Le droit à une seconde famille

Candidat à l’adoption, un couple de Poitevins s’est vu refuser un agrément par le Conseil départemental. Une mesure de protection très rare « cassée » par le tribunal administratif. Dans les faits, qui décide de quoi ?

Romain Mudrak

Le7.info

Le tribunal administratif de Poitiers a été le théâtre d’une scène surprenante à la mi-décembre. Le rapporteur public a soutenu la requête d’un couple de Poitevins mécontent, à qui le Conseil départemental avait refusé, en 2014, un agrément préalable à une demande d’adoption. Maniant parfois l’ironie, il s’est montré circonspect devant le rapport présenté par l’Aide sociale à l’enfance (Ase), le service en charge de la question au sein de la collectivité. Suivant son opinion, le juge administratif a décidé de donner raison à la famille requérante la semaine dernière, en annulant purement et simplement la décision du Département sur la base d’une « erreur d’appréciation ».
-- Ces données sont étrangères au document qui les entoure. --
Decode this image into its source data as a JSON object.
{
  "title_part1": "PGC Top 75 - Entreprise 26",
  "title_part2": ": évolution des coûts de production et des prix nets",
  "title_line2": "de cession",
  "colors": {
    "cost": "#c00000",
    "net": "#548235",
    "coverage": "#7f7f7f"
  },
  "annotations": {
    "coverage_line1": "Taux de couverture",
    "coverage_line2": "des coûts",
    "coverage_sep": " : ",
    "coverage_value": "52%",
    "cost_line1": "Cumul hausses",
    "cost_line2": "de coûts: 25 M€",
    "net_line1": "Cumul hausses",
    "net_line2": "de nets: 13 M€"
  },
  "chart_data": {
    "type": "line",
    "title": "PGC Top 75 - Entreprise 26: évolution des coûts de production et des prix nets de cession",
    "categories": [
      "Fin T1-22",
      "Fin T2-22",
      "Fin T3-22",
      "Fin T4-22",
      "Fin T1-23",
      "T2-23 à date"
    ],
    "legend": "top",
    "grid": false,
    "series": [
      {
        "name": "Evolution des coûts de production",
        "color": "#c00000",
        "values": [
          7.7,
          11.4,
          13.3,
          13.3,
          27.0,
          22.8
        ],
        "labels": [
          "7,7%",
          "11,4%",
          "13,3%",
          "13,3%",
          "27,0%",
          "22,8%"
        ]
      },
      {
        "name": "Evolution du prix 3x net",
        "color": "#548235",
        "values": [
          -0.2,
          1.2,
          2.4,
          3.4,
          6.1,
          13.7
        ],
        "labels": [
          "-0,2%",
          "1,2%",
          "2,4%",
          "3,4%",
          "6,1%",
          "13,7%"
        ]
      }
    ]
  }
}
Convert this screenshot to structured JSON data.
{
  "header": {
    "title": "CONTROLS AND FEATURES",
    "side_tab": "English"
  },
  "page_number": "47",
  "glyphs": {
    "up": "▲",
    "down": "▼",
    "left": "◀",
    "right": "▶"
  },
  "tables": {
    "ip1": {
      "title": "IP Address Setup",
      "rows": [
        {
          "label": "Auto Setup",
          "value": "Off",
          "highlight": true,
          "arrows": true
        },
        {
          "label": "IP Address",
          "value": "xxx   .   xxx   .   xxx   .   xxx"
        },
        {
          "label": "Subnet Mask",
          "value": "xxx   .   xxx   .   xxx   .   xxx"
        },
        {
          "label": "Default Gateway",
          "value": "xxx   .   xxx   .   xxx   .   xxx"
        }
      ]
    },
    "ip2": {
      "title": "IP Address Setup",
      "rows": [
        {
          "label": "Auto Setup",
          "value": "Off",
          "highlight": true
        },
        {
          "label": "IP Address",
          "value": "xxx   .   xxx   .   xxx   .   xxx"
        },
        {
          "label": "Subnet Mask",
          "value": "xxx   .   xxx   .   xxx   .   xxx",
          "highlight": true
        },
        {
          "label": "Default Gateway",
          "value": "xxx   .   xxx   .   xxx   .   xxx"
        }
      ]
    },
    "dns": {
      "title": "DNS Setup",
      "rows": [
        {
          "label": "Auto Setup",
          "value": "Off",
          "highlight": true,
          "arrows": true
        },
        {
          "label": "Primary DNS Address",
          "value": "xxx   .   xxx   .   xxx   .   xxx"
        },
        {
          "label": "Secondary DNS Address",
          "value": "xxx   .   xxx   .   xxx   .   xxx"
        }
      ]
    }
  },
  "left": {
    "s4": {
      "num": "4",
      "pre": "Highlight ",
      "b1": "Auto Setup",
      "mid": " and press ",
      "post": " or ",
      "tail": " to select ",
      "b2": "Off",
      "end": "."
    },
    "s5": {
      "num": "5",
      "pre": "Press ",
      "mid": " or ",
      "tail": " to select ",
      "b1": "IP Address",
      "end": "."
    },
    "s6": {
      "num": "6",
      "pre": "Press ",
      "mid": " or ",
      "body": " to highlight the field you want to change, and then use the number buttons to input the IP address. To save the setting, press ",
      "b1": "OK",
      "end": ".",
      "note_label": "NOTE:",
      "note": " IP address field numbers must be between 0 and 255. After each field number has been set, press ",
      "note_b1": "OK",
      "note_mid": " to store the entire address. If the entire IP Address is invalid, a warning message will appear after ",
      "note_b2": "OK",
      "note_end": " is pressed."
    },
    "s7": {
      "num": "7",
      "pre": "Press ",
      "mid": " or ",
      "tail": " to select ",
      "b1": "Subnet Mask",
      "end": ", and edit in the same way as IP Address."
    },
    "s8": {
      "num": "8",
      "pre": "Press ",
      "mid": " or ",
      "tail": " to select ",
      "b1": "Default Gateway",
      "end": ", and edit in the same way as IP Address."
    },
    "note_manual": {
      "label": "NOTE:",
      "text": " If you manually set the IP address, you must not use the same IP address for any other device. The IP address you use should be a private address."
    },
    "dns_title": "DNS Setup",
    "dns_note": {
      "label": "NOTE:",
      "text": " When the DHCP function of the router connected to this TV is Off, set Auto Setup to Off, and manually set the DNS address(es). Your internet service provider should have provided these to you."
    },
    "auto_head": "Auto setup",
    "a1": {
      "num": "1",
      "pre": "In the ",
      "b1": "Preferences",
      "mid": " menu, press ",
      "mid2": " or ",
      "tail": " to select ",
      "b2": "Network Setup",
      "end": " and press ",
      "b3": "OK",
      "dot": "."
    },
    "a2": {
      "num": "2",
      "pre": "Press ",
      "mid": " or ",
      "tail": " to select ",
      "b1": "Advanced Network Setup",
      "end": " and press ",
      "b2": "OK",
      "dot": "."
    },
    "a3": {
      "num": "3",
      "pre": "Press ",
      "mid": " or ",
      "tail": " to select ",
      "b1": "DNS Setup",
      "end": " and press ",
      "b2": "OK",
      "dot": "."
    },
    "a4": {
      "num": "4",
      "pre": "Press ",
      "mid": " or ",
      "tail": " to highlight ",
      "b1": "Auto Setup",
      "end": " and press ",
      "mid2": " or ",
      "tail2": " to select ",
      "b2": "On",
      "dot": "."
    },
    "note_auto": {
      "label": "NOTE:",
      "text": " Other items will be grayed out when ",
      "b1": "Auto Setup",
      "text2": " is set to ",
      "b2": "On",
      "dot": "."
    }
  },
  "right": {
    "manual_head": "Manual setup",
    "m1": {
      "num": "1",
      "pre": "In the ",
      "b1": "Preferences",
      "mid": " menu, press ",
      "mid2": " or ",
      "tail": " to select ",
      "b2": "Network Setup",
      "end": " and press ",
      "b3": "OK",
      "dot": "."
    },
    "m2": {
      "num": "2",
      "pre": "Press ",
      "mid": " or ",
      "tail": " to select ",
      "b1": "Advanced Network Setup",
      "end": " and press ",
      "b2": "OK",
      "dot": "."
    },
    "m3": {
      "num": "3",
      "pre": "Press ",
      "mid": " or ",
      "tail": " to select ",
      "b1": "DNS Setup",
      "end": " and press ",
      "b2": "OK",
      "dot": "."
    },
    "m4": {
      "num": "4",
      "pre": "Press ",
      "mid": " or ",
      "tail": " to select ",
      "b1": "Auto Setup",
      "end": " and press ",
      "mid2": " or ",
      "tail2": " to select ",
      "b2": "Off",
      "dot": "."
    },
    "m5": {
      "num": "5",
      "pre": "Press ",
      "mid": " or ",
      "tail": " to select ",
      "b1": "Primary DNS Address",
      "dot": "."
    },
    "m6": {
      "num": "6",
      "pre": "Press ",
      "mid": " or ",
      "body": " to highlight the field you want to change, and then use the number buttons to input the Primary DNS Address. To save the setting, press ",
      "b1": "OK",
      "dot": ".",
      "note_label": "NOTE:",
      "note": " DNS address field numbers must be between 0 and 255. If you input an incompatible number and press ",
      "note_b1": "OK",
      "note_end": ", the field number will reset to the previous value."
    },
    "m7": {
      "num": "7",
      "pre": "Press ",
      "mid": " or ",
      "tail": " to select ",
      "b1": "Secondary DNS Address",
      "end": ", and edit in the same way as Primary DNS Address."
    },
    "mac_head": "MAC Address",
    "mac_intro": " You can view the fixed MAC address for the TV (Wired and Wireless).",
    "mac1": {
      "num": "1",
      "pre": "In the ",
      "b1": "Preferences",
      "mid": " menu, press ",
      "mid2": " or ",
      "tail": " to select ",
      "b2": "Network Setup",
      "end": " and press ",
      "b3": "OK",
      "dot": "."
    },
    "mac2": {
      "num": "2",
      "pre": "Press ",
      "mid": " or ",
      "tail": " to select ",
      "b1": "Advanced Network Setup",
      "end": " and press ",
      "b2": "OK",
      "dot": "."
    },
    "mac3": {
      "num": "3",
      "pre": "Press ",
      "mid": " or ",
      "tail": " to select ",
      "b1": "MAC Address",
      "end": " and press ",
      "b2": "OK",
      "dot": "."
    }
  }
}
Si ce genre de revirement de situation est plutôt rare dans la Vienne, les refus d’agrément le sont tout autant. En 2016, un seul dossier a été retoqué sur un total de trente-deux. Dix procédures ont été stoppées pour diverses raisons par les candidats à l’adoption eux-mêmes. Vingt-et-une familles ont pu continuer leurs démarches sans problème.

Des refus « motivés »

Alors, comment sont effectuées les enquêtes visant à apprécier les capacités des candidats à accueillir un enfant ? La réponse vient de l’Ase. L’évaluation est confiée à un éducateur spécialisé et un psychologue, qui rencontrent les prétendants deux ou trois fois. « Les professionnels font part des conclusions de leur rapport. Les candidats ont ensuite la possibilité de demander la correction d’erreurs matérielles, de faire connaître leurs observations par écrit, de repréciser leur projet d’adoption, de demander à être entendus par les membres de la commission d’agrément et de solliciter la réalisation de nouvelles évaluations. » Tout est fait pour que la décision finale soit aussi objective et circonstanciée que possible. D’ailleurs, tout refus doit être « motivé », précise l’Ase.
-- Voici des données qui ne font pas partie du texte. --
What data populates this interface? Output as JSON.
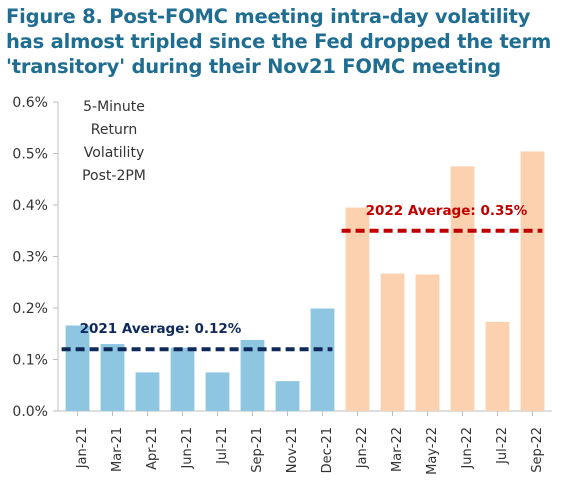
{
  "title": "Figure 8. Post-FOMC meeting intra-day volatility has almost tripled since the Fed dropped the term 'transitory' during their Nov21 FOMC meeting",
  "chart_data": {
    "type": "bar",
    "annotation": [
      "5-Minute",
      "Return",
      "Volatility",
      "Post-2PM"
    ],
    "categories": [
      "Jan-21",
      "Mar-21",
      "Apr-21",
      "Jun-21",
      "Jul-21",
      "Sep-21",
      "Nov-21",
      "Dec-21",
      "Jan-22",
      "Mar-22",
      "May-22",
      "Jun-22",
      "Jul-22",
      "Sep-22"
    ],
    "values": [
      0.00166,
      0.0013,
      0.00075,
      0.00123,
      0.00075,
      0.00138,
      0.00058,
      0.00199,
      0.00395,
      0.00267,
      0.00265,
      0.00475,
      0.00173,
      0.00504
    ],
    "colors": [
      "#8ec6e2",
      "#8ec6e2",
      "#8ec6e2",
      "#8ec6e2",
      "#8ec6e2",
      "#8ec6e2",
      "#8ec6e2",
      "#8ec6e2",
      "#fcd1b0",
      "#fcd1b0",
      "#fcd1b0",
      "#fcd1b0",
      "#fcd1b0",
      "#fcd1b0"
    ],
    "ylim": [
      0,
      0.006
    ],
    "yticks": [
      "0.0%",
      "0.1%",
      "0.2%",
      "0.3%",
      "0.4%",
      "0.5%",
      "0.6%"
    ],
    "grid": false,
    "averages": [
      {
        "label": "2021 Average: 0.12%",
        "value": 0.0012,
        "from_index": 0,
        "to_index": 7,
        "color": "#0f2a5a"
      },
      {
        "label": "2022 Average: 0.35%",
        "value": 0.0035,
        "from_index": 8,
        "to_index": 13,
        "color": "#c00000"
      }
    ]
  }
}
Dans l’exemple, le couple déjà parent de trois enfants répondait aux critères techniques (lire ci-dessous). En revanche, les experts ont décelé d’autres faiblesses. Selon eux, l’arrivée d’un enfant potentiellement victime d’un traumatisme était susceptible de mettre en péril l’équilibre du foyer, jugé uni et solide. De quoi provoquer l’interrogation du rapporteur public : « Faut-il que le foyer soit moins épanoui pour mieux réussir une adoption ? »
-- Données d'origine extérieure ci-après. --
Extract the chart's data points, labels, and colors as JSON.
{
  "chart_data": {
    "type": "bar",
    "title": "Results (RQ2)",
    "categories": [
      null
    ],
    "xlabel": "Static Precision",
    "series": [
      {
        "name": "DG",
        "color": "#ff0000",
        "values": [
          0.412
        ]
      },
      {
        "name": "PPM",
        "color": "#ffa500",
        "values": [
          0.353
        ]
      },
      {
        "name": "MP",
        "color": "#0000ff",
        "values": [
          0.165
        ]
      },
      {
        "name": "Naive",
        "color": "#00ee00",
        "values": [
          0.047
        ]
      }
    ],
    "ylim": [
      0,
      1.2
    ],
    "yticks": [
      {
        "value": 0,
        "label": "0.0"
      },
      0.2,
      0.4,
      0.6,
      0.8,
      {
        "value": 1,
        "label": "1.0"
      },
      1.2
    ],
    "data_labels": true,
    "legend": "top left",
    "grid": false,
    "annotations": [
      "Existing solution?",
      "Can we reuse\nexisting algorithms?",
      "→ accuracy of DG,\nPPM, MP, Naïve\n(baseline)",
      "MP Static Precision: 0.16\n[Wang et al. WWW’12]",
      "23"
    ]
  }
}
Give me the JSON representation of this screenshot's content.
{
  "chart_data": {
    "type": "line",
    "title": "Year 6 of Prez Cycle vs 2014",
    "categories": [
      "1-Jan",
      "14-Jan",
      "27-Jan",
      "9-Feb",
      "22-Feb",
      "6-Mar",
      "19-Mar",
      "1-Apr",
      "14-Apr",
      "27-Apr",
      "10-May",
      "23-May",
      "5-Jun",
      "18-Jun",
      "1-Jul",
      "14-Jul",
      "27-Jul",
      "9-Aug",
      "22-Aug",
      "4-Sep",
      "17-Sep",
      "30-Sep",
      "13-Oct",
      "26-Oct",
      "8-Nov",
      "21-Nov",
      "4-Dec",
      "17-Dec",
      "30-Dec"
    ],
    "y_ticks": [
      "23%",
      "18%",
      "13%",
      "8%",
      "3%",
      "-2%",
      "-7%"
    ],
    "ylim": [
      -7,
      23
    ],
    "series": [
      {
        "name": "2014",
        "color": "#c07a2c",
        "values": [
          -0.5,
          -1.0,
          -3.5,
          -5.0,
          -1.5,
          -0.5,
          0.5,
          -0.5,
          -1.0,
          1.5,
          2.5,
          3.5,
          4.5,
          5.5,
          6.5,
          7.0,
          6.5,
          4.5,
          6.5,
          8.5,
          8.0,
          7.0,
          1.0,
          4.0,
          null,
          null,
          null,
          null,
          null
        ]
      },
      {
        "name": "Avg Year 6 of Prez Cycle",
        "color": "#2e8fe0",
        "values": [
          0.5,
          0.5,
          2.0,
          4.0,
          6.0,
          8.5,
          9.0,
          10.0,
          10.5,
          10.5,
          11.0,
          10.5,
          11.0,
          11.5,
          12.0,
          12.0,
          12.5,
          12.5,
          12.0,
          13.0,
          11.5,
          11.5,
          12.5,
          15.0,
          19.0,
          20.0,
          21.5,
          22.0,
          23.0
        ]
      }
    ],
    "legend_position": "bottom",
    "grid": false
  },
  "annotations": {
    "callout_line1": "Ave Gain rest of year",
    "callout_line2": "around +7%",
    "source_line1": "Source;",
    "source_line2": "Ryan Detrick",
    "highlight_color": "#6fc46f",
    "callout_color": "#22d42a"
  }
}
Autre argument rapporté lors de l’audience : une certaine méconnaissance des difficultés éventuelles en matière de sécurité affective, d’identité… Réponse du magistrat : « La réglementation française ne dit pas qu’une formation en psychologie ou en science de l’éducation est nécessaire pour adopter. » Dont acte. Forte de la décision du tribunal administratif, les plaignants ne se découragent pas et comptent déposer une nouvelle demande d’agrément.

 

Les règles de l’adoption
En France, l’adoption est ouverte aux couples mariés depuis plus de deux ans ou dont les deux membres sont âgés de plus de 28 ans. Depuis la loi de mai 2014 sur le « mariage pour tous », les couples homosexuels peuvent également y prétendre et bénéficier ensemble de l’autorité parentale. Les célibataires de plus 28 ans ont aussi la possibilité d’adopter un enfant. Dernière règle : un écart de quinze ans est requis entre l’adoptant et l’adopté.